Since it isn’t a duty required by staff, Green suggested a notice of motion, which is the process for airing such issues. However, because there is usually around two weeks between the time the notice of motion is filed and discussed, many residents felt the denial of the request suggested there was something to hide at city hall, leaving the institution brewing under a cloud of suspicion.
Coun. Cameron Stolz, asked if Skakun made the request because he feared there had been misappropriation of funds at city hall.
“That is absurd,” Skakun said. “In my opinion that had nothing to do with it.”
He said, instead, it had to do with clarifying information asked about.
“The reason for the question is this is the very question getting asked in the community,” Stolz said.
Stolz, who heads the finance and audit committee, went on to explain some of the processes in place to govern financial transactions at the city. The bylaws he expounded on were ones reviewed in 2010 by a committee that sat for over 20 months, one both he and Skakun worked on.
He discussed how authority is delegated and how checks and balances were put in place to ensure transparent governance.
Stolz said the staff at the city are trustworthy competent professionals.
Soltis, when asked, explained the city processes between 13,000 and 15,000 invoices a year. Any expenditure or accumulation of expenditures to one supplier that amounts to $25,000 or more is reported to the appropriate ministry and on the city’s website.
The city is audited once a year, currently by Deloitte and Touche. Soltis also explained what it means, time-wise, to a city employee to answer just one of the requests made by Skakun.
One request, a look at what the city spent its money on when purchasing items from #188 Holdings, would mean tracking down 43 invoices for 2012. At about 10 minutes per invoice, that means about seven hours or more spent tracking down the information.
Many councillors pointed out staff time is precious, with priorities set for how that time is spent set by council.
Coun. Dave Wilbur said the city is at an elite level of process, earning a gold for the performance.
“They have been judged to be among the very best in local government,” he said.
Coun. Frank Everitt expressed his displeasure over the notice of motion process.
“What I find troublesome is this Mickey Mouse notice of motion,” he said, adding it had been in the community for two weeks, creating and fuelling suspicions. “I categorically do not believe there is any hanky-panky going on.”
Coun. Albert Koehler said a lot of what happened did so because of perception, however he added councillors do need to access information.
“There should be a process in place to obtain information on a transaction if needed,” he said.
Coun. Garth Frizzell likened the issue to a mechanic showing him a worn part on the car. It wasn’t to prove honesty, but to involve Frizzell more in the process, and the outcome taught him more about his driving habits.
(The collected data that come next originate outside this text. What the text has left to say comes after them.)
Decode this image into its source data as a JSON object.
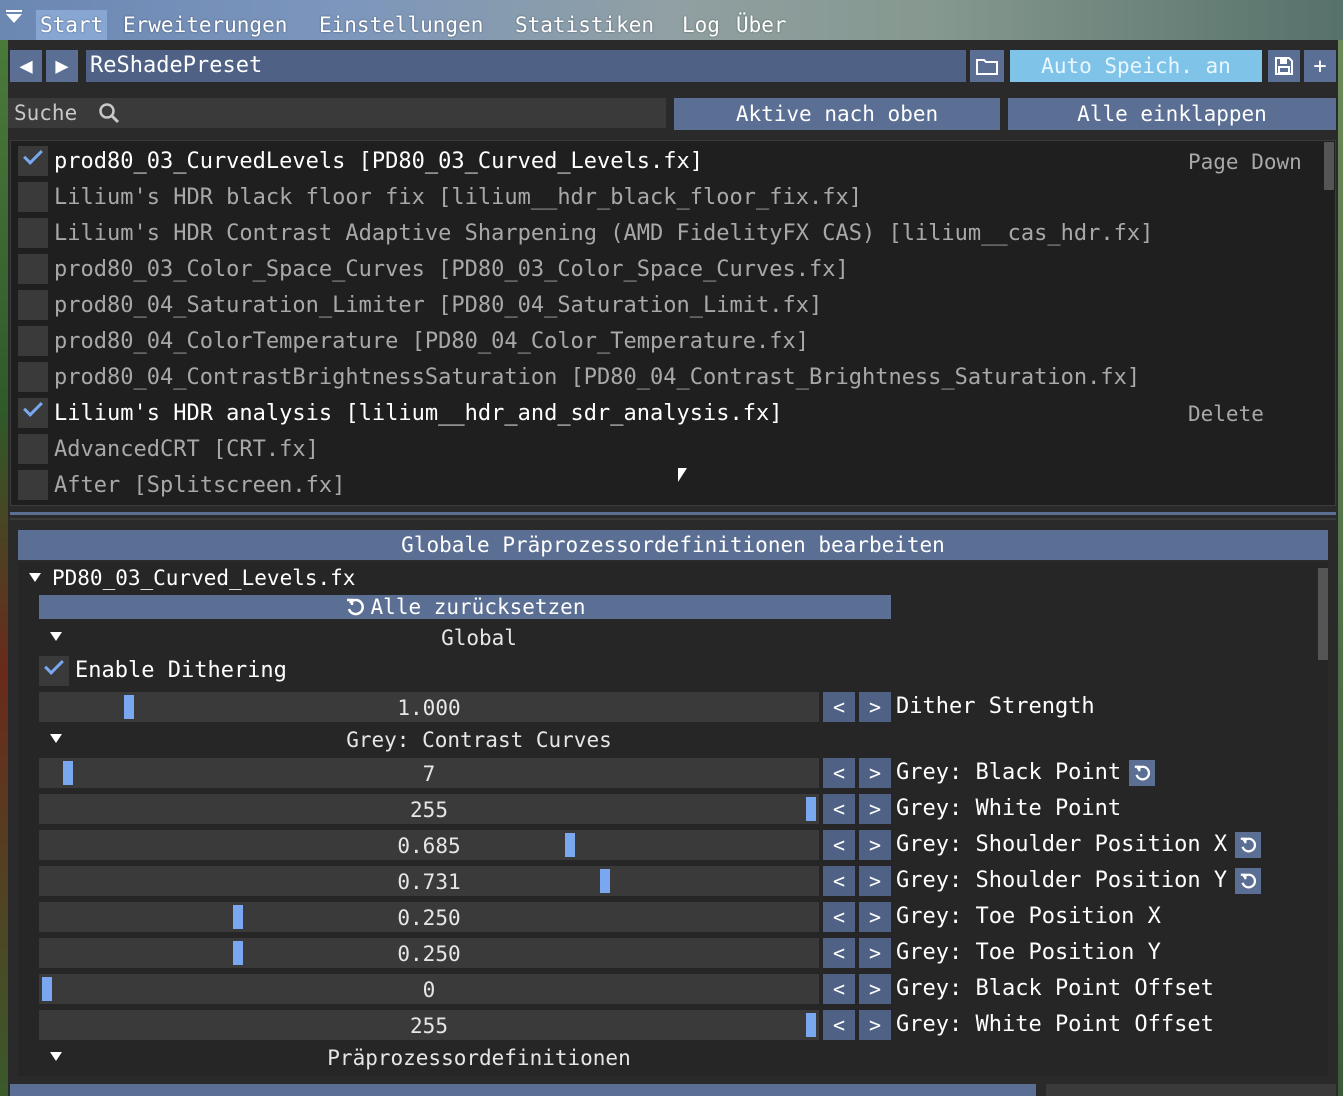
{
  "menu": {
    "items": [
      "Start",
      "Erweiterungen",
      "Einstellungen",
      "Statistiken",
      "Log",
      "Über"
    ],
    "active": "Start"
  },
  "toolbar": {
    "prev_icon": "◀",
    "next_icon": "▶",
    "preset_name": "ReShadePreset",
    "autosave_label": "Auto Speich. an",
    "add_icon": "+"
  },
  "search": {
    "placeholder": "Suche"
  },
  "buttons": {
    "active_to_top": "Aktive nach oben",
    "collapse_all": "Alle einklappen"
  },
  "effects": [
    {
      "label": "prod80_03_CurvedLevels [PD80_03_Curved_Levels.fx]",
      "enabled": true,
      "hint": "Page Down"
    },
    {
      "label": "Lilium's HDR black floor fix [lilium__hdr_black_floor_fix.fx]",
      "enabled": false,
      "hint": ""
    },
    {
      "label": "Lilium's HDR Contrast Adaptive Sharpening (AMD FidelityFX CAS) [lilium__cas_hdr.fx]",
      "enabled": false,
      "hint": ""
    },
    {
      "label": "prod80_03_Color_Space_Curves [PD80_03_Color_Space_Curves.fx]",
      "enabled": false,
      "hint": ""
    },
    {
      "label": "prod80_04_Saturation_Limiter [PD80_04_Saturation_Limit.fx]",
      "enabled": false,
      "hint": ""
    },
    {
      "label": "prod80_04_ColorTemperature [PD80_04_Color_Temperature.fx]",
      "enabled": false,
      "hint": ""
    },
    {
      "label": "prod80_04_ContrastBrightnessSaturation [PD80_04_Contrast_Brightness_Saturation.fx]",
      "enabled": false,
      "hint": ""
    },
    {
      "label": "Lilium's HDR analysis [lilium__hdr_and_sdr_analysis.fx]",
      "enabled": true,
      "hint": "Delete"
    },
    {
      "label": "AdvancedCRT [CRT.fx]",
      "enabled": false,
      "hint": ""
    },
    {
      "label": "After [Splitscreen.fx]",
      "enabled": false,
      "hint": ""
    }
  ],
  "params": {
    "global_button": "Globale Präprozessordefinitionen bearbeiten",
    "fx_file": "PD80_03_Curved_Levels.fx",
    "reset_all": "Alle zurücksetzen",
    "section_global": "Global",
    "enable_dithering": "Enable Dithering",
    "section_grey": "Grey: Contrast Curves",
    "section_preproc": "Präprozessordefinitionen",
    "arrow_left": "<",
    "arrow_right": ">",
    "sliders": [
      {
        "value_text": "1.000",
        "label": "Dither Strength",
        "fraction": 0.107,
        "has_reset": false
      },
      {
        "value_text": "7",
        "label": "Grey: Black Point",
        "fraction": 0.027,
        "has_reset": true
      },
      {
        "value_text": "255",
        "label": "Grey: White Point",
        "fraction": 1.0,
        "has_reset": false
      },
      {
        "value_text": "0.685",
        "label": "Grey: Shoulder Position X",
        "fraction": 0.685,
        "has_reset": true
      },
      {
        "value_text": "0.731",
        "label": "Grey: Shoulder Position Y",
        "fraction": 0.731,
        "has_reset": true
      },
      {
        "value_text": "0.250",
        "label": "Grey: Toe Position X",
        "fraction": 0.25,
        "has_reset": false
      },
      {
        "value_text": "0.250",
        "label": "Grey: Toe Position Y",
        "fraction": 0.25,
        "has_reset": false
      },
      {
        "value_text": "0",
        "label": "Grey: Black Point Offset",
        "fraction": 0.0,
        "has_reset": false
      },
      {
        "value_text": "255",
        "label": "Grey: White Point Offset",
        "fraction": 1.0,
        "has_reset": false
      }
    ]
  },
  "colors": {
    "accent": "#5a6f93",
    "grab": "#7aa8f0",
    "autosave": "#7fc4e8"
  }
}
He added more open government principles are being developed.
“The public pays for this data, and it’s theirs,” he said, adding publishing government documents on the Internet is fairly cheap.
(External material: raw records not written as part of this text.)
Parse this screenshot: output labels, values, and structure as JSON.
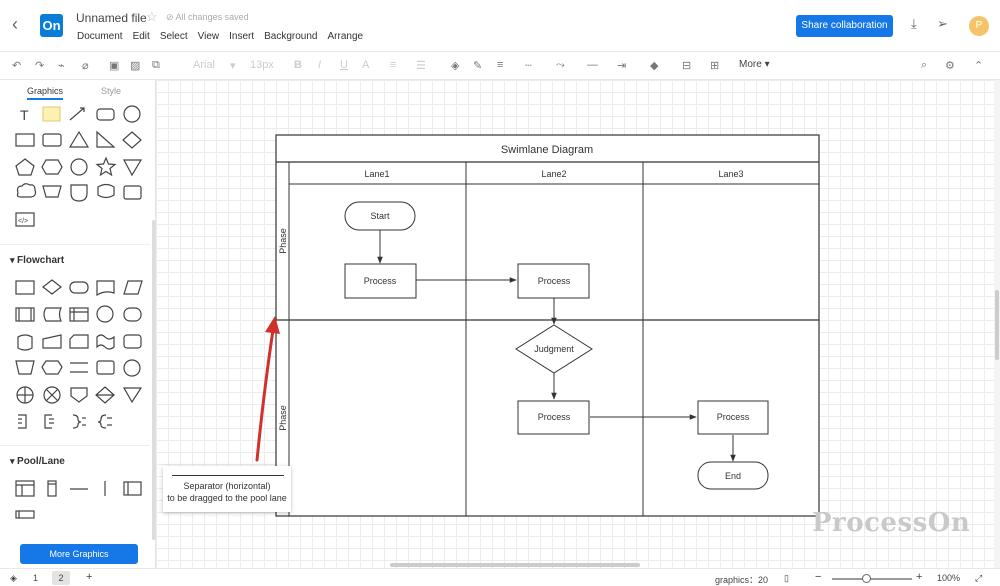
{
  "header": {
    "logo_text": "On",
    "file_name": "Unnamed file",
    "save_status": "All changes saved",
    "menu": [
      "Document",
      "Edit",
      "Select",
      "View",
      "Insert",
      "Background",
      "Arrange"
    ],
    "share_label": "Share collaboration",
    "avatar_letter": "P"
  },
  "toolbar": {
    "font_name": "Arial",
    "font_size": "13px",
    "more_label": "More"
  },
  "sidebar": {
    "tabs": [
      "Graphics",
      "Style"
    ],
    "sections": {
      "flowchart": "Flowchart",
      "pool_lane": "Pool/Lane"
    },
    "more_graphics": "More Graphics"
  },
  "diagram": {
    "title": "Swimlane Diagram",
    "lanes": [
      "Lane1",
      "Lane2",
      "Lane3"
    ],
    "phases": [
      "Phase",
      "Phase"
    ],
    "nodes": {
      "start": "Start",
      "process1": "Process",
      "process2": "Process",
      "judgment": "Judgment",
      "process3": "Process",
      "process4": "Process",
      "end": "End"
    }
  },
  "tooltip": {
    "line1": "Separator (horizontal)",
    "line2": "to be dragged to the pool lane"
  },
  "watermark": "ProcessOn",
  "status": {
    "pages": [
      "1",
      "2"
    ],
    "graphics_label": "graphics：20",
    "zoom": "100%"
  },
  "colors": {
    "accent": "#1677e6",
    "logo": "#0a7dda",
    "arrow_annotation": "#d0312d"
  }
}
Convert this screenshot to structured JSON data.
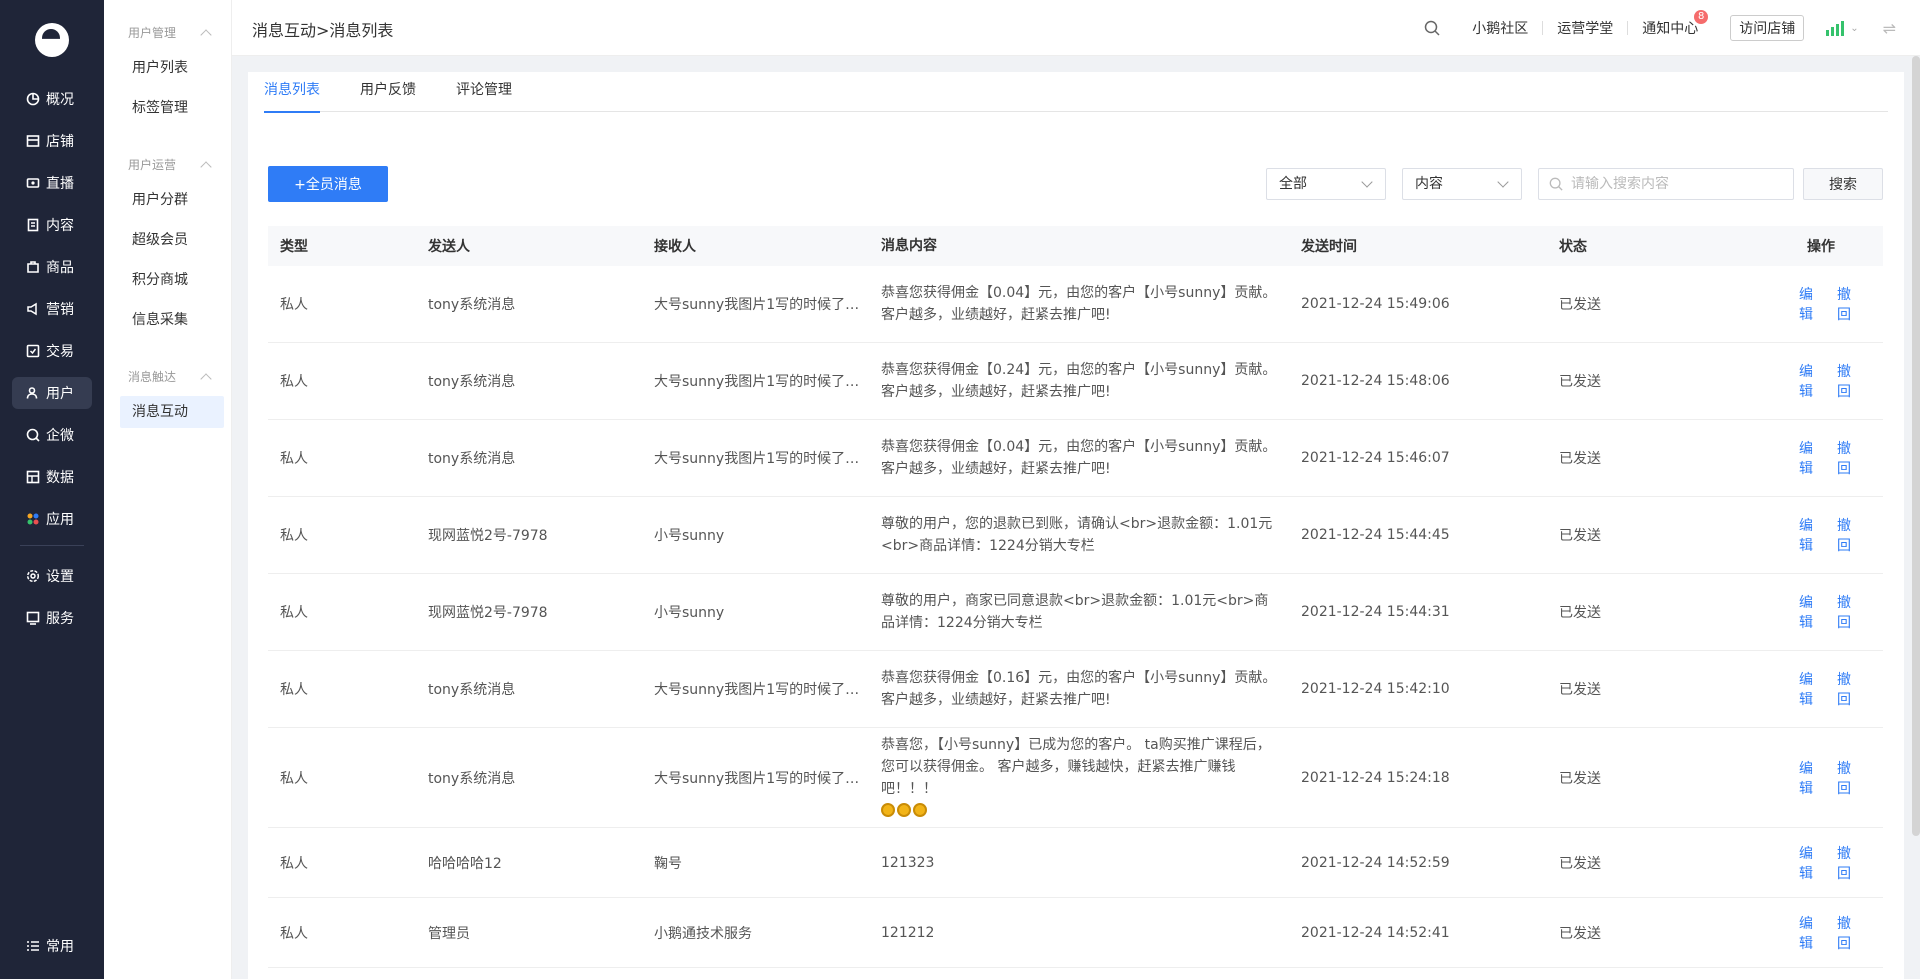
{
  "nav": {
    "items": [
      {
        "label": "概况",
        "icon": "pie-chart-icon"
      },
      {
        "label": "店铺",
        "icon": "store-icon"
      },
      {
        "label": "直播",
        "icon": "live-icon"
      },
      {
        "label": "内容",
        "icon": "document-icon"
      },
      {
        "label": "商品",
        "icon": "goods-icon"
      },
      {
        "label": "营销",
        "icon": "megaphone-icon"
      },
      {
        "label": "交易",
        "icon": "trade-icon"
      },
      {
        "label": "用户",
        "icon": "user-icon"
      },
      {
        "label": "企微",
        "icon": "wecom-icon"
      },
      {
        "label": "数据",
        "icon": "data-icon"
      },
      {
        "label": "应用",
        "icon": "apps-icon"
      },
      {
        "label": "设置",
        "icon": "gear-icon"
      },
      {
        "label": "服务",
        "icon": "service-icon"
      }
    ],
    "bottom": {
      "label": "常用",
      "icon": "list-icon"
    }
  },
  "subnav": {
    "groups": [
      {
        "title": "用户管理",
        "items": [
          "用户列表",
          "标签管理"
        ]
      },
      {
        "title": "用户运营",
        "items": [
          "用户分群",
          "超级会员",
          "积分商城",
          "信息采集"
        ]
      },
      {
        "title": "消息触达",
        "items": [
          "消息互动"
        ]
      }
    ]
  },
  "topbar": {
    "breadcrumb": "消息互动>消息列表",
    "links": [
      "小鹅社区",
      "运营学堂",
      "通知中心"
    ],
    "notify_badge": "8",
    "visit_label": "访问店铺"
  },
  "tabs": [
    "消息列表",
    "用户反馈",
    "评论管理"
  ],
  "toolbar": {
    "new_button": "+全员消息",
    "filter_type": "全部",
    "filter_field": "内容",
    "search_placeholder": "请输入搜索内容",
    "search_button": "搜索"
  },
  "table": {
    "headers": [
      "类型",
      "发送人",
      "接收人",
      "消息内容",
      "发送时间",
      "状态",
      "操作"
    ],
    "actions": {
      "edit": "编辑",
      "revoke": "撤回"
    },
    "rows": [
      {
        "type": "私人",
        "sender": "tony系统消息",
        "receiver": "大号sunny我图片1写的时候了吧...",
        "content": "恭喜您获得佣金【0.04】元，由您的客户【小号sunny】贡献。客户越多，业绩越好，赶紧去推广吧!",
        "time": "2021-12-24 15:49:06",
        "status": "已发送"
      },
      {
        "type": "私人",
        "sender": "tony系统消息",
        "receiver": "大号sunny我图片1写的时候了吧...",
        "content": "恭喜您获得佣金【0.24】元，由您的客户【小号sunny】贡献。客户越多，业绩越好，赶紧去推广吧!",
        "time": "2021-12-24 15:48:06",
        "status": "已发送"
      },
      {
        "type": "私人",
        "sender": "tony系统消息",
        "receiver": "大号sunny我图片1写的时候了吧...",
        "content": "恭喜您获得佣金【0.04】元，由您的客户【小号sunny】贡献。客户越多，业绩越好，赶紧去推广吧!",
        "time": "2021-12-24 15:46:07",
        "status": "已发送"
      },
      {
        "type": "私人",
        "sender": "现网蓝悦2号-7978",
        "receiver": "小号sunny",
        "content": "尊敬的用户，您的退款已到账，请确认<br>退款金额：1.01元<br>商品详情：1224分销大专栏",
        "time": "2021-12-24 15:44:45",
        "status": "已发送"
      },
      {
        "type": "私人",
        "sender": "现网蓝悦2号-7978",
        "receiver": "小号sunny",
        "content": "尊敬的用户，商家已同意退款<br>退款金额：1.01元<br>商品详情：1224分销大专栏",
        "time": "2021-12-24 15:44:31",
        "status": "已发送"
      },
      {
        "type": "私人",
        "sender": "tony系统消息",
        "receiver": "大号sunny我图片1写的时候了吧...",
        "content": "恭喜您获得佣金【0.16】元，由您的客户【小号sunny】贡献。客户越多，业绩越好，赶紧去推广吧!",
        "time": "2021-12-24 15:42:10",
        "status": "已发送"
      },
      {
        "type": "私人",
        "sender": "tony系统消息",
        "receiver": "大号sunny我图片1写的时候了吧...",
        "content": "恭喜您，【小号sunny】已成为您的客户。 ta购买推广课程后，您可以获得佣金。 客户越多，赚钱越快，赶紧去推广赚钱吧！！！",
        "time": "2021-12-24 15:24:18",
        "status": "已发送",
        "coins": 3
      },
      {
        "type": "私人",
        "sender": "哈哈哈哈12",
        "receiver": "鞠号",
        "content": "121323",
        "time": "2021-12-24 14:52:59",
        "status": "已发送"
      },
      {
        "type": "私人",
        "sender": "管理员",
        "receiver": "小鹅通技术服务",
        "content": "121212",
        "time": "2021-12-24 14:52:41",
        "status": "已发送"
      }
    ]
  }
}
Coun. Lyn Hall said that a process for getting information like that which Skakun requested in a better way should be looked into, suggested a ‘brown bag’ meeting where councillors looked for inexpensive solutions.
A vote on the requests for information Skakun made in his notice of motion lost when the question was called. His last request, that administration provide information to individual councillors if requested by them, was dropped.
Most councillors said that, though the information Skakun asked for required an onerous amount of time to fulfill by staff, voting against a blanket statement like that would leave it open for any councillor to be refused an answer by staff.
Skakun agreed and dropped the motion.